Parliament to pass change in highway traffic law
Parliament is in the process of passing a change in highway traffic law under which drivers charged with more than one traffic offense will only be held accountable for the gravest one. To be dealt with in this way, multiple traffic offenses must have taken place in the same three-month period. The goal of the law is to create milder circumstances for drivers who have accumulated a lot of offenses within a one-year period; the most aggressive of drivers may benefit from this change in law.
Police criminality decreases only slightly
The result of an inspection into criminal behavior among police on the job finds that it is declining, but only slowly. According to fresh statistics, inspectors in 2010 counted a total of 242 cases of unlawful behavior from officers on the job, a drop of about 8.4 percent as compared to the previous year.
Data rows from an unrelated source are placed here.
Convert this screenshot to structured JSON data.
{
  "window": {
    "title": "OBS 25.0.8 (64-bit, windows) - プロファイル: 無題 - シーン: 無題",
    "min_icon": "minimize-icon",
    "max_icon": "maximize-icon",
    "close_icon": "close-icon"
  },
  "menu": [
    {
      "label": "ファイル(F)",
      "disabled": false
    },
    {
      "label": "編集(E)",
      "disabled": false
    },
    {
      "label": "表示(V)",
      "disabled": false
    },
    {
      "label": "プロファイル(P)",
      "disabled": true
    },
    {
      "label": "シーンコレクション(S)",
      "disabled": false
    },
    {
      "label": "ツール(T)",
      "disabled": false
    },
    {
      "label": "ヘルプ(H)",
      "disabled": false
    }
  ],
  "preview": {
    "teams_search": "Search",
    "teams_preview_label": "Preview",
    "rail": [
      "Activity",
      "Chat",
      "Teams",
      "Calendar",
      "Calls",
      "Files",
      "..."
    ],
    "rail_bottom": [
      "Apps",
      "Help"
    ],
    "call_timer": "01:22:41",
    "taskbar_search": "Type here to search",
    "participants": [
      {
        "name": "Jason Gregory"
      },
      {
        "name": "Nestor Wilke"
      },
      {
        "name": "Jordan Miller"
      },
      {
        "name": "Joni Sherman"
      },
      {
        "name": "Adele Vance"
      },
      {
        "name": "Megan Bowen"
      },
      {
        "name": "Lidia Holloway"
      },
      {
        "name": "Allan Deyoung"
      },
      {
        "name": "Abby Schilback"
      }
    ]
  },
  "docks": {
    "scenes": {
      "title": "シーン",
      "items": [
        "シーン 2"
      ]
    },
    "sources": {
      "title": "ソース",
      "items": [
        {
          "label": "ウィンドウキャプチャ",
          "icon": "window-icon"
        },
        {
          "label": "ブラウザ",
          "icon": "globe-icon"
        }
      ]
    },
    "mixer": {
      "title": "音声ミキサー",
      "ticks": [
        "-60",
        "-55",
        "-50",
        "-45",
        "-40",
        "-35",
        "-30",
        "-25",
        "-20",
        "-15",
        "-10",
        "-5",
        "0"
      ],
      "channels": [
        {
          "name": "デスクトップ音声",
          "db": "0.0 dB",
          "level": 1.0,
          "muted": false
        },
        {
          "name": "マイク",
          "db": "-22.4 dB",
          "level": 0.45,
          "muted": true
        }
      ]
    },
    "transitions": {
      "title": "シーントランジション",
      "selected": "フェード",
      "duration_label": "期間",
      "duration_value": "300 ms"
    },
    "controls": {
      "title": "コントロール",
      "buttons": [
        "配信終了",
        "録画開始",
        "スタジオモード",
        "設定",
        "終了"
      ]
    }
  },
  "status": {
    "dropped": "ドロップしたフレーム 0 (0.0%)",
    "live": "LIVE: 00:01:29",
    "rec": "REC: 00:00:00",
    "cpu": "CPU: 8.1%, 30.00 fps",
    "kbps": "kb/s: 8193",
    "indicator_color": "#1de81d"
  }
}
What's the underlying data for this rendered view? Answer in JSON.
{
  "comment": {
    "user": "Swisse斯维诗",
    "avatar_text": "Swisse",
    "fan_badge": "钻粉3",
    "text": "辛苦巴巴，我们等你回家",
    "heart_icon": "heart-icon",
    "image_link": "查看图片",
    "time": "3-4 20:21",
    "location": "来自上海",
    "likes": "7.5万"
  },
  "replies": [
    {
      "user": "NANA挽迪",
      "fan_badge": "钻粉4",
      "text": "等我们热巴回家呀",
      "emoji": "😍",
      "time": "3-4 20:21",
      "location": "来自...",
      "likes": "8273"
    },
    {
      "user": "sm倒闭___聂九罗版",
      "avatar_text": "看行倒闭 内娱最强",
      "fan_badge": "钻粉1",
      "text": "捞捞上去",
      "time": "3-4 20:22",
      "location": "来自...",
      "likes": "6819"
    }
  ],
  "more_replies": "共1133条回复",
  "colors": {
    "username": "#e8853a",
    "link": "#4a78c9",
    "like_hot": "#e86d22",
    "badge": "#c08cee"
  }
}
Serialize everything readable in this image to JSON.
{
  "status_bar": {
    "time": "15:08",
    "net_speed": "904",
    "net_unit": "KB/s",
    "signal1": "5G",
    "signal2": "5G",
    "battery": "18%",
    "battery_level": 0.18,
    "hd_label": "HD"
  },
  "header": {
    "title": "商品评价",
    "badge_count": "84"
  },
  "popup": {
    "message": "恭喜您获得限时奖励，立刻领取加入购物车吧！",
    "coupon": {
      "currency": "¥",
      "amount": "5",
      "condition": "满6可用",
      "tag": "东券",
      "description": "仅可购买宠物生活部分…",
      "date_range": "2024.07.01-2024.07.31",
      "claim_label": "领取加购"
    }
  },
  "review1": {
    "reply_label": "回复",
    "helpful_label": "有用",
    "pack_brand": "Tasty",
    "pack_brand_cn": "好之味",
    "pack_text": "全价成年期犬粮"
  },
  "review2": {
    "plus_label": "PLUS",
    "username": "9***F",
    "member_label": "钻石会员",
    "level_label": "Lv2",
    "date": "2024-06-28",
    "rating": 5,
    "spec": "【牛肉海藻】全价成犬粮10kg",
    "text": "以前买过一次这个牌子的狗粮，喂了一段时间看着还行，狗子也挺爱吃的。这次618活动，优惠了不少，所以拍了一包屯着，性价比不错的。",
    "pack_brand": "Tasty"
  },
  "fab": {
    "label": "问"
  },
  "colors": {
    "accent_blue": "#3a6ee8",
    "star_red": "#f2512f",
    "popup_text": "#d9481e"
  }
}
The chief inspectors said they were nonetheless pleased with the result, adding that the inspection is meant to prevent police officers from committing unlawful or irresponsible acts at work.
Japanese community in Prague raises money for native country’s recovery effort
Japanese citizens living in Prague have raised a total of 40,000 Czech crowns, which will go to the Japanese Red Cross to help disabled people affected by the recent earthquake, which killed over 14,000 and left the country in a devastated state. The Czech capital’s Japanese community donated money for the recovery effort, as well as organizing a sale of used goods at a city flea market to help raise funds. In addition, a concert organized by Japanese music students living in Prague also generated a sum of several ten thousand crowns to help with the recovery effort.
Famous Venus of Petřkovice to return home for a day
The Venus of Petřkovice, a statuette from the Upper Palaeolithic period believed to be 23 thousand years old and valued at 50 million euros, will be exhibited at the site where it was first discovered in Ostrava-Petřkovice. The event will take place on Sunday, May 1 and last only throughout the day. The figurine, a headless female torso just 4.6 centimetres tall, was found by archaeologist Bohuslav Klíma in July, 1953. The statuette is carved from hematite.
Weather
Over the weekend, cloudy skies and daytime temperatures between 14 and 18 degrees Celsius are expected, with a change of isolated thunderstorms.